Despite mental illness being a reality for people from all walks of life, it appears that some jobs put workers at risk of depression and anxiety than others. Specifically, researchers claim that jobs that involve a lot of sitting put people at higher risk of these conditions.

According to an article in PsychCentral, the study is based on an examination of a survey of 3,367 people, all of whom worked for the government of their country. The questionnaire asked the subjects to describe whether they suffered any symptoms of anxiety or depression over four weeks. The subjects also kept track of their physical activity, their leisure time and their satisfaction with their workplaces.

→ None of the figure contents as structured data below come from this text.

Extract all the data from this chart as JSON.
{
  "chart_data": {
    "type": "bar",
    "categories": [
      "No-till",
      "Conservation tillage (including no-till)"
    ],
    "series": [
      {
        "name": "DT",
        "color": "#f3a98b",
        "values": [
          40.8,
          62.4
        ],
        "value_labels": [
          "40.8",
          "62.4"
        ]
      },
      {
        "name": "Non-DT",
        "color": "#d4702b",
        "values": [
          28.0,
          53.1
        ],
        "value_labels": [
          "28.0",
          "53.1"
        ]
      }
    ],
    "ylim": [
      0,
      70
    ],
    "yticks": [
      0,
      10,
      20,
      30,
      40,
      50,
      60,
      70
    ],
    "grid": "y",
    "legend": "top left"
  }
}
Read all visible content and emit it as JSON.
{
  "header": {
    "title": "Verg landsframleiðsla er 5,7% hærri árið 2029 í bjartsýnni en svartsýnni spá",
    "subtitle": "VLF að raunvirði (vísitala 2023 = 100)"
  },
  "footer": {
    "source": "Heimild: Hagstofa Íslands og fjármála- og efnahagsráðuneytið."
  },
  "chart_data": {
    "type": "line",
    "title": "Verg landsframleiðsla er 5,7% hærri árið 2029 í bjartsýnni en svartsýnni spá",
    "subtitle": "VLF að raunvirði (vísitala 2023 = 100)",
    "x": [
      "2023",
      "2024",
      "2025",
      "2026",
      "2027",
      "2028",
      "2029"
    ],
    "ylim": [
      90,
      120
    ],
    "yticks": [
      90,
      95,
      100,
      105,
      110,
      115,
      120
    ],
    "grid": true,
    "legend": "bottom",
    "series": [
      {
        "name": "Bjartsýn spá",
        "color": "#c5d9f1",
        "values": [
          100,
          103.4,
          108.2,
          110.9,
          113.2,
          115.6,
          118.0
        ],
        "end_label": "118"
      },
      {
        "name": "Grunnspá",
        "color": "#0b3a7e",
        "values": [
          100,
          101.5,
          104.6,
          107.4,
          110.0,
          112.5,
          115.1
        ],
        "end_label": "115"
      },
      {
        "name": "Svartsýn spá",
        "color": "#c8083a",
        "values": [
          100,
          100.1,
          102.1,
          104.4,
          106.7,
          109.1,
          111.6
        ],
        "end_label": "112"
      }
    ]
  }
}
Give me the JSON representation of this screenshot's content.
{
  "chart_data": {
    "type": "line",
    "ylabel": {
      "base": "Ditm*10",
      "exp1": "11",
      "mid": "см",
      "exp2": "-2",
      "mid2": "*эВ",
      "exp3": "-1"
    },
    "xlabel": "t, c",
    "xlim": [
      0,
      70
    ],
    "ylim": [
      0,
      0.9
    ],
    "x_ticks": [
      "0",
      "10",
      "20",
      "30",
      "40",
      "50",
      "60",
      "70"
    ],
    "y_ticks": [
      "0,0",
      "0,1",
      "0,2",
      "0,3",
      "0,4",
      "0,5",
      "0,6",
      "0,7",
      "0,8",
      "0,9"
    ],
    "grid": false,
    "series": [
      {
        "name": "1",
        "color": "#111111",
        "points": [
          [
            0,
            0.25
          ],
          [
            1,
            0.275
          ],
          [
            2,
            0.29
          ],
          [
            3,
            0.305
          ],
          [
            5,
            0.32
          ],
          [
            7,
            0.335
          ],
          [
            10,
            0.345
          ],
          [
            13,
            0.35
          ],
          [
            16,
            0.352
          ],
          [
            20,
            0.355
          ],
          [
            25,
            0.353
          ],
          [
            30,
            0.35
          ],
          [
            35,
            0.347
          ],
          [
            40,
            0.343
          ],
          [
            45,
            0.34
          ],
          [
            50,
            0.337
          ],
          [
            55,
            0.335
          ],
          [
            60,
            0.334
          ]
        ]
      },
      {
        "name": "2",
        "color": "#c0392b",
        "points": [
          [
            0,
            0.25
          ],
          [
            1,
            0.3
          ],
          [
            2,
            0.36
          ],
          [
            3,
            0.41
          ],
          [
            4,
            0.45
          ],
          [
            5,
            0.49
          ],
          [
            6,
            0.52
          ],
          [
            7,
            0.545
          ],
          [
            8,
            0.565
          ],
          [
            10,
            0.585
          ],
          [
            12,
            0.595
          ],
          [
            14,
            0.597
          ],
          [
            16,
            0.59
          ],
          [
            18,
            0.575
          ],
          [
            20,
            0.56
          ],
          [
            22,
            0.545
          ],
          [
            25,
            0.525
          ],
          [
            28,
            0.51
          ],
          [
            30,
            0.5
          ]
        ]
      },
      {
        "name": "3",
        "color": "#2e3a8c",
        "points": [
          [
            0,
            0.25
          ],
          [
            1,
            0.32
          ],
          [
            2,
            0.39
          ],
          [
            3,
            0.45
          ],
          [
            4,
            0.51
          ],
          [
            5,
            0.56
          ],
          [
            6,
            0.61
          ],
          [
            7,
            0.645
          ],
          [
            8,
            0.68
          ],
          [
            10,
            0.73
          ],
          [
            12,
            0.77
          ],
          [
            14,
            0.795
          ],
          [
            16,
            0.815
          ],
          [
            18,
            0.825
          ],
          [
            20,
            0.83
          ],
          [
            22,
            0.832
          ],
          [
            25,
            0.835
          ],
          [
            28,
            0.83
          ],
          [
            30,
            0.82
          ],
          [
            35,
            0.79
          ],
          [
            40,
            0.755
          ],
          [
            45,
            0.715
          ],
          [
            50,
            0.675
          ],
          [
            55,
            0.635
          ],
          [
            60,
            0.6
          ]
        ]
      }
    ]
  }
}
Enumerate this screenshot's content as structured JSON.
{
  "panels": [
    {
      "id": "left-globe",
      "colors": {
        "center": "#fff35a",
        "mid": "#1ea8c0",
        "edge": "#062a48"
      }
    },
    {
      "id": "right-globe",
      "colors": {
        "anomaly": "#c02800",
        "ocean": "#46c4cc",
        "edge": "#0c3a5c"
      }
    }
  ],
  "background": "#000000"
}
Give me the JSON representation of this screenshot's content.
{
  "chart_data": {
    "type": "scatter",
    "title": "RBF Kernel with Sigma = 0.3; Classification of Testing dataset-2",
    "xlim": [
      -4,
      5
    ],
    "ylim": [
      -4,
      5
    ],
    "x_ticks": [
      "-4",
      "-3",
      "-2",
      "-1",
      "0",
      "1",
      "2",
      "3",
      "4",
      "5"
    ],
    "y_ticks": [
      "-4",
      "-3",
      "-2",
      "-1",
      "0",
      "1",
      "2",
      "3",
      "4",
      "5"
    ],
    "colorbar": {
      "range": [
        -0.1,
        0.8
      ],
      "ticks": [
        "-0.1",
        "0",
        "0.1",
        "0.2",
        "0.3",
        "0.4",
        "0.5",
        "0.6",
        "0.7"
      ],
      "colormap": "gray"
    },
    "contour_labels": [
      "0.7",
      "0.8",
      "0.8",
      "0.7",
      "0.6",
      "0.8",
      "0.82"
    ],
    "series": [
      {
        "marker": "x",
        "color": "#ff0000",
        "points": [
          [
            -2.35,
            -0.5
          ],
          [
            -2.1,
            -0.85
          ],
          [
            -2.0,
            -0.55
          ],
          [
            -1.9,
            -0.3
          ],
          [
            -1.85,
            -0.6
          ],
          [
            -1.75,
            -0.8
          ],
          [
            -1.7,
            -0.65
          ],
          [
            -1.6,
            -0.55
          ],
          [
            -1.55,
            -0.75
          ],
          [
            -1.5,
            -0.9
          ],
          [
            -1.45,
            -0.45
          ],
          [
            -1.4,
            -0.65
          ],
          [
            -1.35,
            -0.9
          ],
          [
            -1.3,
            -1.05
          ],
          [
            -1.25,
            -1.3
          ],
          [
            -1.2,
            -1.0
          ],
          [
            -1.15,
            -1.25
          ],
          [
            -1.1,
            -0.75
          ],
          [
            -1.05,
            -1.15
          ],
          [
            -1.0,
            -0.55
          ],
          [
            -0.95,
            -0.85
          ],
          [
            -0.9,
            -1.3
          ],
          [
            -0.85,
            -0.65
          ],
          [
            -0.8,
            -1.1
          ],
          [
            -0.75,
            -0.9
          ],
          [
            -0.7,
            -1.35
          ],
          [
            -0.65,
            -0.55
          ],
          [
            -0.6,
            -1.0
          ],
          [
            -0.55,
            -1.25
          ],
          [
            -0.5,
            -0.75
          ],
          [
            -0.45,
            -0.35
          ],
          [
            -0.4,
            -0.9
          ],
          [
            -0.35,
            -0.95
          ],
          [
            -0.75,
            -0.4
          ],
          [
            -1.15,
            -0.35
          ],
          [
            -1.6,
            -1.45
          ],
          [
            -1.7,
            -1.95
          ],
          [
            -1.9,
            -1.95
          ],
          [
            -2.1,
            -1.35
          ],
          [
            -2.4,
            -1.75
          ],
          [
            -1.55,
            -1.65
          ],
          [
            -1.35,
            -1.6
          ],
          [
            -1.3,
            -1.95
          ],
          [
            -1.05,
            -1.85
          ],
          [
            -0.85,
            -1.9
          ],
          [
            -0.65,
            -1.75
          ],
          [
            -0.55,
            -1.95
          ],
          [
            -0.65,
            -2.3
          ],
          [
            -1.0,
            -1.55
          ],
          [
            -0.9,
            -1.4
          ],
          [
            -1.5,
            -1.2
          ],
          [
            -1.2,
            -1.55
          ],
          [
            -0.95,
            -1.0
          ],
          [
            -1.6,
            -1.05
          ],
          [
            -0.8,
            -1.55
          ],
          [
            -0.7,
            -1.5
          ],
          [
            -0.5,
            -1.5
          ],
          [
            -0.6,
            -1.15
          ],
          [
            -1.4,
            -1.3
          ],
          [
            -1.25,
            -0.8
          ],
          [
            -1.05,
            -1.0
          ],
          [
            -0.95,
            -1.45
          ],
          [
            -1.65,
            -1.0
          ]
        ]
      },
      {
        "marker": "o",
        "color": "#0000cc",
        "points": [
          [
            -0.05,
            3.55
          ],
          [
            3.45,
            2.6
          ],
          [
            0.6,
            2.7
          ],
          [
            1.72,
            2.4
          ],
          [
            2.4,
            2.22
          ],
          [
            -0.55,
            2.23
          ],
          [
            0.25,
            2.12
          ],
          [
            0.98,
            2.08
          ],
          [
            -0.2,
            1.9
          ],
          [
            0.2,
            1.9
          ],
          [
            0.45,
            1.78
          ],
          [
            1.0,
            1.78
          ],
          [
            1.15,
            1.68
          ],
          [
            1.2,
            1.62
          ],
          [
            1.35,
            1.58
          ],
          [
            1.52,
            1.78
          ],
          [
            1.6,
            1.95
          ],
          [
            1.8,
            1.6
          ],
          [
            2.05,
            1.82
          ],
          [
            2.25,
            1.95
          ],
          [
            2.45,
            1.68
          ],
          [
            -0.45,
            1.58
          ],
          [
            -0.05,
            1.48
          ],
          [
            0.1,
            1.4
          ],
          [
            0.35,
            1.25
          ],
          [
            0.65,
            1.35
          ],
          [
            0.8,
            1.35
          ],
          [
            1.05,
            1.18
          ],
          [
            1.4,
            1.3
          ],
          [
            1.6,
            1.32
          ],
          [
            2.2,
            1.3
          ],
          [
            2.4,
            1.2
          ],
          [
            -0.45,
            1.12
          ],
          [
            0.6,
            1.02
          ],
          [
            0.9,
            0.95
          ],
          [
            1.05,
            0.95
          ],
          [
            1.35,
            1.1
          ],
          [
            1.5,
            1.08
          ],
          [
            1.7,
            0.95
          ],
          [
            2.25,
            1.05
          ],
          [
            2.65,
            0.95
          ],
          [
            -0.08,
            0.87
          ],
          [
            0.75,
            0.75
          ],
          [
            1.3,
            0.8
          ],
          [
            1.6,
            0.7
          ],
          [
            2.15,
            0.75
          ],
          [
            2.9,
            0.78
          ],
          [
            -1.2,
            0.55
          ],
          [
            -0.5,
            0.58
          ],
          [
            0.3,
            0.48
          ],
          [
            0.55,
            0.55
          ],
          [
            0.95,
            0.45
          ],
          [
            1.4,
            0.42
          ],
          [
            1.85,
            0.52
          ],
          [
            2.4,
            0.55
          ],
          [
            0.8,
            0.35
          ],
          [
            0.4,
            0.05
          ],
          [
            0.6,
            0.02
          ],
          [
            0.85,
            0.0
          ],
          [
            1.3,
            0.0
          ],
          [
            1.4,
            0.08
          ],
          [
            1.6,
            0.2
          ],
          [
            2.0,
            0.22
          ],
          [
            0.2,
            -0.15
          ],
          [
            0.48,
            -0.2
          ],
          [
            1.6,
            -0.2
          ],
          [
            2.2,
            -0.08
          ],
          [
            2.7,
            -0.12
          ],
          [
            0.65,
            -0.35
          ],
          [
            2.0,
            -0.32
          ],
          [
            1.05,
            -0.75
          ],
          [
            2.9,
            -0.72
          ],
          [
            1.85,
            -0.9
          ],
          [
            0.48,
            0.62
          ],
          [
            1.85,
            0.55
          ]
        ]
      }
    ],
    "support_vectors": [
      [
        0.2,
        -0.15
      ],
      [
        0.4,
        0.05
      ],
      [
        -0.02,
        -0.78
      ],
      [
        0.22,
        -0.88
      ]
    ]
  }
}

The results suggested a connection between long periods of sitting down and the mental illnesses being studied. Those who sat longer than six hours a day were more likely to report moderate symptoms compared with those who sat for fewer than three hours daily at work.

Working out before or after work did not seem to make up for this risk. Also, women were more likely to have symptoms, though they sat for an hour less per day, on average, than men.

The Social Security Administration recognizes illnesses like depression as a disability. That means that patients may qualify for Social Security Disability benefits, while they try to get their condition under control.